Bloomberg has long crusaded to get people to change behaviors to improve their health, targeting foods and smoking, and adding bike lanes.
Plenty of people have spoken out against the mayor’s ideas, but the president of the California Endowment, a health foundation, says the soda ban proposal doesn’t go far enough.
“We need to move Mayor Bloomberg’s effort beyond the five boroughs to all 50 states. Junk drinks are a leading cause of an obesity and excess weight crisis that affects nearly one of every three kids in the United States and half of all kids in poor, rural areas,” Robert Ross said in a statement.
Just says he understands the motivations.
“Because of the political pressure to do something -- and really anything – about obesity, we are trying to throw in a bunch of policies that are not proven,” Just says.

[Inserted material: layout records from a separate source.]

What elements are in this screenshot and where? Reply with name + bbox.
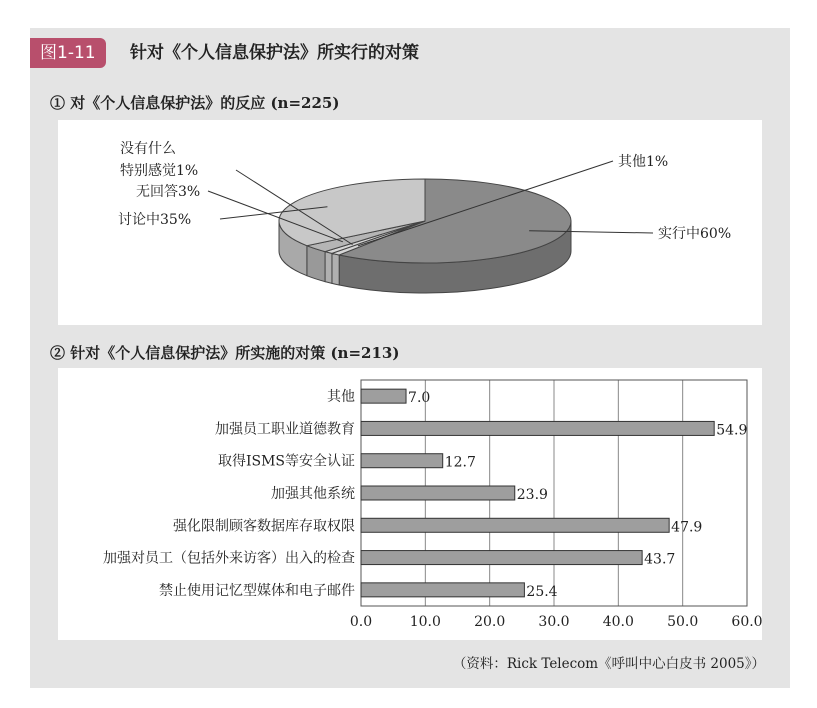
- x-tick-label-5: 50.0: [667, 614, 699, 630]
- category-label-0: 其他: [327, 389, 355, 406]
- category-label-1: 加强员工职业道德教育: [215, 421, 355, 438]
- bar-3: [361, 486, 515, 500]
- bar-5: [361, 551, 642, 565]
- x-tick-label-1: 10.0: [409, 614, 441, 630]
- x-tick-label-6: 60.0: [731, 614, 762, 630]
- value-label-5: 43.7: [644, 551, 676, 568]
- figure-title: 针对《个人信息保护法》所实行的对策: [130, 43, 419, 63]
- category-label-3: 加强其他系统: [271, 486, 355, 502]
- bar-chart: [58, 368, 762, 640]
- source-note: （资料：Rick Telecom《呼叫中心白皮书 2005》）: [452, 656, 765, 672]
- bar-0: [361, 389, 406, 403]
- value-label-2: 12.7: [444, 454, 476, 471]
- pie-label-3: 无回答3%: [136, 184, 201, 200]
- value-label-1: 54.9: [716, 422, 748, 439]
- bar-6: [361, 583, 524, 597]
- bar-1: [361, 421, 714, 435]
- x-tick-label-0: 0.0: [349, 614, 373, 630]
- pie-label-0: 实行中60%: [658, 226, 732, 242]
- figure-tag: 图1-11: [30, 38, 106, 68]
- value-label-3: 23.9: [516, 487, 548, 503]
- pie-label-1: 其他1%: [618, 154, 669, 170]
- value-label-6: 25.4: [526, 583, 558, 600]
- bar-chart-box: [58, 368, 762, 640]
- pie-label-4: 讨论中35%: [118, 212, 192, 228]
- x-tick-label-3: 30.0: [538, 614, 570, 630]
- pie-chart-box: [58, 120, 762, 325]
- pie-chart-title: ① 对《个人信息保护法》的反应 (n=225): [50, 94, 340, 112]
- bar-2: [361, 454, 443, 468]
- bar-4: [361, 518, 669, 532]
- value-label-4: 47.9: [671, 519, 703, 536]
- bar-chart-title: ② 针对《个人信息保护法》所实施的对策 (n=213): [50, 344, 400, 362]
- x-tick-label-4: 40.0: [602, 614, 634, 630]
- pie-side-1: [332, 253, 339, 285]
- x-tick-label-2: 20.0: [474, 614, 506, 630]
- pie-side-2: [325, 252, 332, 284]
- category-label-2: 取得ISMS等安全认证: [217, 453, 355, 470]
- pie-label-2-line1: 没有什么: [120, 141, 176, 157]
- pie-chart: [58, 120, 762, 325]
- category-label-4: 强化限制顾客数据库存取权限: [173, 518, 355, 535]
- pie-label-2-line2: 特别感觉1%: [120, 163, 199, 179]
- category-label-6: 禁止使用记忆型媒体和电子邮件: [159, 582, 355, 599]
- category-label-5: 加强对员工（包括外来访客）出入的检查: [103, 550, 355, 567]
- value-label-0: 7.0: [408, 390, 431, 407]
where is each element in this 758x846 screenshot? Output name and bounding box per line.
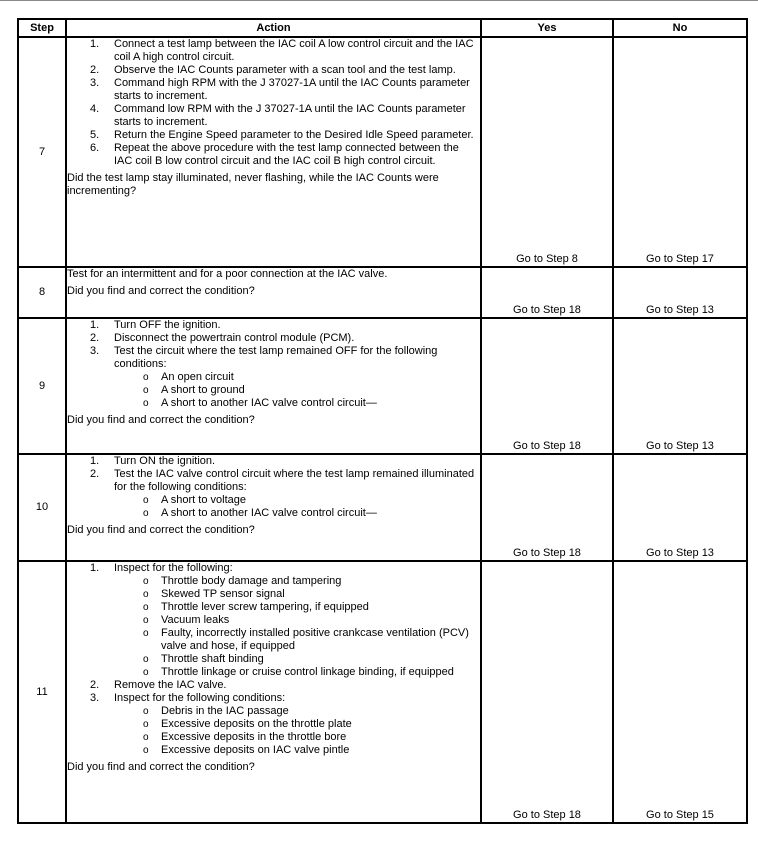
header-action: Action [66, 19, 481, 37]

He used as an example the elimination of chocolate milk from schools in the Los Angeles Unified School District. “If we start to rack up enough of these, there’s not going to be the political will to try something that’s wildly unpopular.”
In addition, the people who buy the most soda are generally poorer, and a ban could feel like it’s targeting a particular class of people, Just says.
Instead, he says, coming up with inducements would be a better approach. Work with industry and retailers, he suggests. One idea might be to offer a consumer who buys one soda the same size diet soda at a discount, Just says.